From Ollama to MLX - My Journey with Apple's Game-Changing AI Framework
Today I want to share my journey exploring MLX, Apple’s open source machine learning framework that’s making waves in the AI development community. After spending months building Ollama and helping developers run AI models on all platforms, I’ve been fascinated by how MLX is changing the game for fine-tuning on Macs.
Let me back up a bit. When we were building Ollama, we always had this dream of making fine-tuning as simple as running models. While we never quite got there (at least while I was on the team), MLX has emerged as this incredibly powerful solution that actually delivers on that vision.
What’s particularly interesting about MLX is that it represents a dramatic shift in Apple’s approach to open source. I remember about 6-7 years ago, I had this informal chat at AWS ReInvent about a potential evangelist role at Apple. The person I spoke with – one of Siri’s original creators – was pretty blunt: Apple’s strict communication policies meant I wouldn’t be able to talk publicly about… well, anything. So seeing Apple release MLX on GitHub? That’s kind of mind-blowing.
The beauty of MLX lies in its simplicity. Installation is just a pip install mlx-lm away – though I have to add a caveat here. Python environments can be incredibly fragile (honestly, it’s weird how the AI community has latched onto such a brittle language), so your mileage may vary with the installation process.

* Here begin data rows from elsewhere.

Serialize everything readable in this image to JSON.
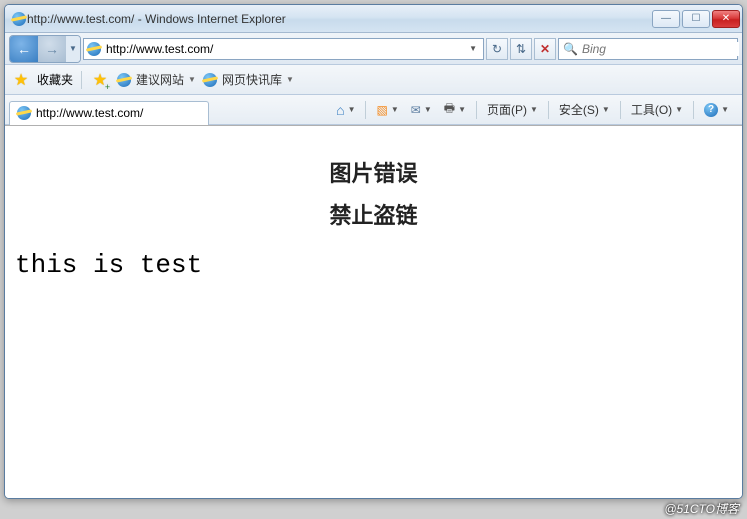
{
  "window": {
    "title": "http://www.test.com/ - Windows Internet Explorer"
  },
  "nav": {
    "url": "http://www.test.com/"
  },
  "search": {
    "placeholder": "Bing"
  },
  "favbar": {
    "label": "收藏夹",
    "link1": "建议网站",
    "link2": "网页快讯库"
  },
  "tab": {
    "title": "http://www.test.com/"
  },
  "commands": {
    "page": "页面(P)",
    "safety": "安全(S)",
    "tools": "工具(O)"
  },
  "page": {
    "err_line1": "图片错误",
    "err_line2": "禁止盗链",
    "body": "this is test"
  },
  "watermark": "@51CTO博客"
}
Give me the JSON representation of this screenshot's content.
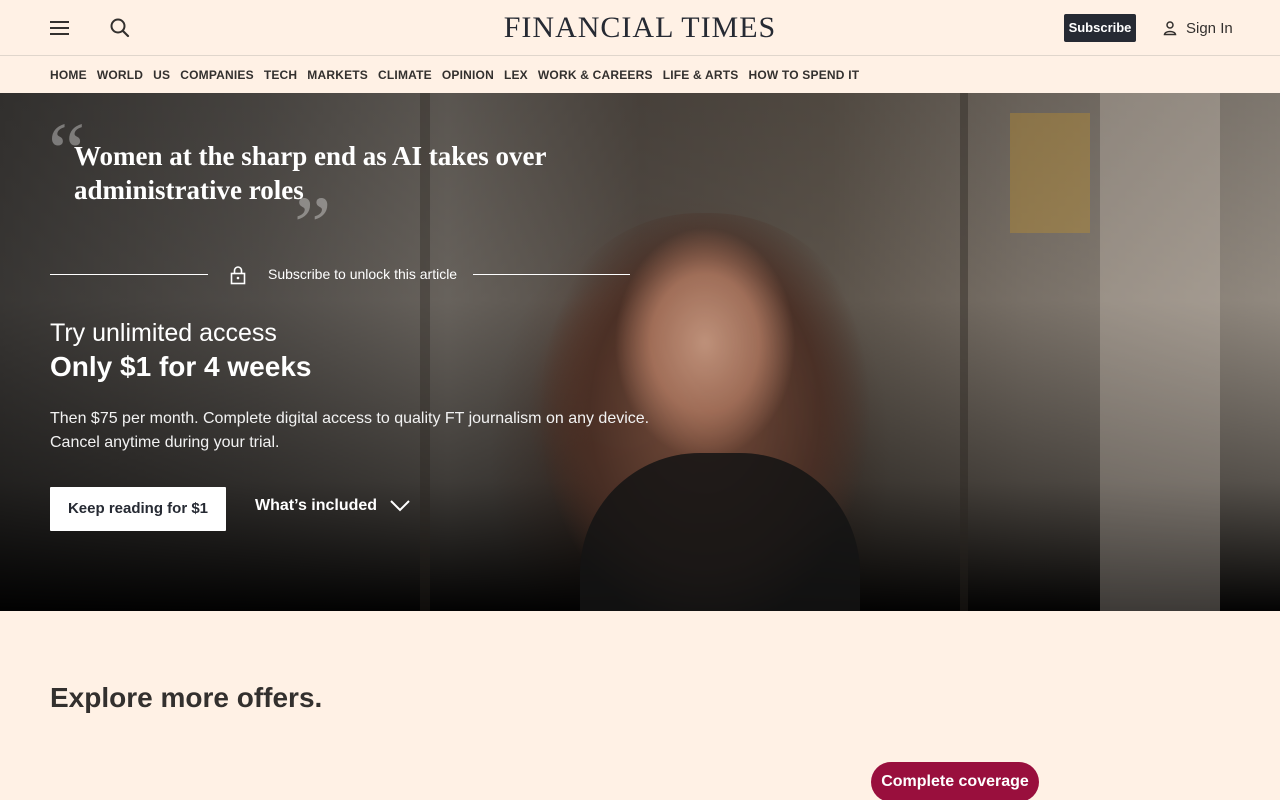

A quick note on finding the right resources: while MLX’s main repository (github.com/ml-explore/mlx) has some examples, the real treasure trove for fine-tuning is in a separate repository: mlx-examples. But even there, you need to be careful. Skip the root-level LoRA folder – it’s outdated. Instead, head straight to the LLM-specific LoRA guide in the llms/mlx_lm directory. While this guide provides working examples, think of it more as a teaching tool than a ready-to-use solution. It’s designed to help you understand the fundamentals so you can build your own fine-tuning pipeline. This documentation is your best starting point, offering both up-to-date instructions and a foundation for developing your own implementations.
One thing I’ve learned while working with MLX is that data preparation is crucial. The framework expects JSONL files with very specific formatting – just ‘prompt’ and ‘completion’ fields, nothing else, though there are some other formats you can use as well (https://tvl.st/mlxloradata). I actually hit a wall with this when I first tried using a HuggingFace dataset that had all these extra fields like correctness and helpfulness. MLX just silently failed, which was… fun (?!?!) to debug.
Here’s a pro tip I learned the hard way: use jq for JSON manipulation. When your dataset is too large for VS Code to handle (yeah, that happened), jq becomes your best friend for transforming those files into exactly what MLX needs. For example, to strip out unwanted fields from your JSONL, you can use:
jq -c 'del(.correctness, .helpfulness, .coherence, .complexity, .verbosity)' oldvalid.jsonl > valid.jsonl
And if you need to rename fields to match MLX’s expected format (like changing ‘response’ to ‘completion’), this command does the trick:
jq -c 'if has("response") then {prompt: .prompt, completion: .response} else . end' train.jsonl > train_fixed.jsonl
These commands saved me hours of manual data wrangling.
The actual fine-tuning process in MLX uses something called LoRA (Low-Rank Adaptation). Think of it like this: instead of retraining an entire chef’s knowledge of cooking, you’re just teaching them a few specific recipes. It’s way more efficient and works beautifully on Apple Silicon. When you start training, you’ll see something like “Trainable parameters: 0.071%” – that’s LoRA in action, only adjusting a tiny fraction of the model’s parameters.
I’ve found that MLX’s lazy evaluation approach is particularly clever. It only processes what it needs when it needs it, which means you can handle larger batch sizes and longer sequences without hitting memory walls. It’s the kind of optimization that just works without you having to think about it.
For anyone wanting to try this out, start small. Use —iters 100 instead of the default 1000 when you’re testing things out. Watch your validation loss (it should decrease over time), and don’t be afraid to adjust your batch size if you’re running into memory issues.
Looking back at my time with Ollama and now working with MLX, it’s fascinating to see how Mac-based AI development has evolved. While I still hope Ollama adds easy cross-platform fine-tuning someday, MLX gives us a powerful solution right now for anyone working with Apple Silicon.
I’m still exploring all the possibilities with MLX, and I’d love to hear about your experiences if you try it out. This feels like just the beginning of what’s possible with AI development on Macs, and I’m excited to see where it goes from here.